Kendall réfléchit. S’il répondait favorablement à la demande de ce Michael Thoms, il serait à coup sûr séparé de Celia et de Tony.
— Naturellement, il va sans dire que vos commentaires resteront confidentiels. Mlle Bradshaw ne saura pas ce que l’on pense d’elle ni de ses compétences.
— Monsieur Thoms, je suis occupé pour l’instant. Puis-je vous rappeler ?
Il prit ses coordonnées et raccrocha, l’air préoccupé.
— Mauvaises nouvelles, monsieur Armstrong ? s’inquiéta Cross.
— Pardon ? demanda Kendall.
— Je ne veux pas me mêler de ce qui ne me regarde pas, mais le Dr Salinger m’a dit que vous attendiez un rapport du gouvernement qui pouvait donner un coup d’arrêt au développement de notre jolie ville. J’espère que ce n’était pas l’objet de ce coup de fil.
— Non, dit Kendall.
— Ça va, monsieur Armstrong ? insista Cross. Vous n’avez pas l’air bien, vous n’allez quand même pas faire un malaise ?
— Je vais très bien, répliqua Kendall, même s’il n’y croyait pas vraiment lui-même. Voyons, où donc en étions-nous ? Ah, oui, je me souviens.
Et il donna un deuxième coup de poing dans la cloison. Toujours aussi douloureux, mais toujours aussi libérateur.
— Eh bien, quelle force, Kendall ! Je peux vous appeler Kendall, n’est-ce pas ? A mon tour de réparer le trou ?
— Allez-y.
— Ah, jusqu’où iraient les hommes pour gagner le cœur des belles ! s’exclama Cross en bourrant le trou d’enduit.

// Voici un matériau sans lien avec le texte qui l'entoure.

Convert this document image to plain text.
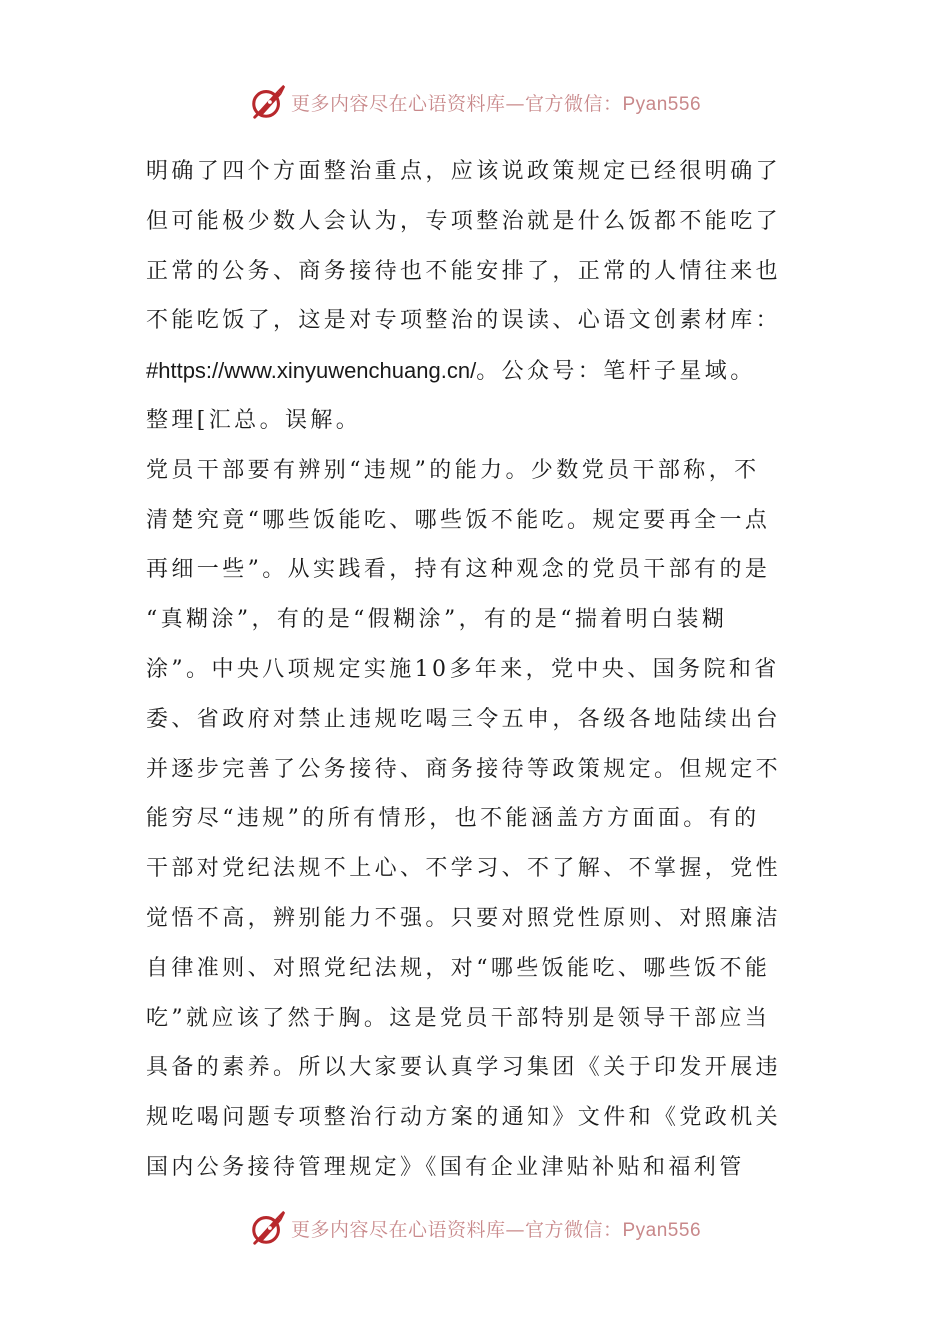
更多内容尽在心语资料库—官方微信：Pyan556
明确了四个方面整治重点，应该说政策规定已经很明确了
但可能极少数人会认为，专项整治就是什么饭都不能吃了
正常的公务、商务接待也不能安排了，正常的人情往来也
不能吃饭了，这是对专项整治的误读、心语文创素材库：
#https://www.xinyuwenchuang.cn/。公众号：笔杆子星域。
整理[汇总。误解。
党员干部要有辨别“违规”的能力。少数党员干部称，不
清楚究竟“哪些饭能吃、哪些饭不能吃。规定要再全一点
再细一些”。从实践看，持有这种观念的党员干部有的是
“真糊涂”，有的是“假糊涂”，有的是“揣着明白装糊
涂”。中央八项规定实施10多年来，党中央、国务院和省
委、省政府对禁止违规吃喝三令五申，各级各地陆续出台
并逐步完善了公务接待、商务接待等政策规定。但规定不
能穷尽“违规”的所有情形，也不能涵盖方方面面。有的
干部对党纪法规不上心、不学习、不了解、不掌握，党性
觉悟不高，辨别能力不强。只要对照党性原则、对照廉洁
自律准则、对照党纪法规，对“哪些饭能吃、哪些饭不能
吃”就应该了然于胸。这是党员干部特别是领导干部应当
具备的素养。所以大家要认真学习集团《关于印发开展违
规吃喝问题专项整治行动方案的通知》文件和《党政机关
国内公务接待管理规定》《国有企业津贴补贴和福利管
更多内容尽在心语资料库—官方微信：Pyan556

— Comme vous dites, renchérit Kendall en massant sa main endolorie.
Il avait mal, mais ce n’était rien en comparaison de la blessure qui lui vrillait le cœur.
Quelques minutes plus tard, muni d’un seau d’enduit, d’une spatule, de ses nouvelles compétences manuelles et de sa confiance en lui retrouvée, le Dr Cross prenait congé de Kendall, tout sourires.
— Merci pour le conseil, monsieur Armstrong.
Kendall le salua de la main et referma la porte.
Lui aussi aurait bien besoin de conseils. Porter était trop occupé à protéger Nikki des avances du Dr Devine, et Marcus… eh bien, on pouvait toujours compter sur lui, mais… Marcus n’avait jamais été amoureux et il ne comprenait rien aux affaires de cœur.
Il n’y avait qu’une personne au monde capable de le comprendre. Comment n’y avait-il pas songé plus tôt ?
Il prit le téléphone et composa le numéro salvateur. Après quelques sonneries, une voix douce, la voix d’un ange, lui parvint enfin aux oreilles.
— Allô ?
— Bonjour, maman. C’est Kendall.
— Oh ! bonjour, chéri. Comment va mon garçon préféré ?
Il sourit. Il savait très bien qu’Emily Armstrong n’avait pas de préféré et qu’elle leur disait à tous les trois la même chose.
— Ça va.
— Vraiment ? insista-t-elle d’un ton soucieux. Depuis quelque temps, ça n’a pas l’air d’aller… et je ne sais même plus depuis quand tu ne m’as pas téléphoné. Tes frères te trouvent plein d’excuses, mais moi, je sais que quelque chose ne va pas.
Kendall étouffa un petit rire plein d’amertume. Les mères savaient toujours tout.
— Tu as raison, maman. Comme toujours. Je n’en peux plus, dit-il avec un soupir.
Il y eut un bref silence préoccupé au bout du fil.
— Raconte.
— Est-ce que tu te souviens de Celia Bradshaw ?
— Bien sûr que je me souviens d’elle. C’était une fille adorable et tu étais fou d’elle.
— Oui, c’est vrai, j’étais fou d’elle. Elle est ingénieur des travaux publics maintenant et elle est revenue à Sweetness pour reconstruire le pont Evermore.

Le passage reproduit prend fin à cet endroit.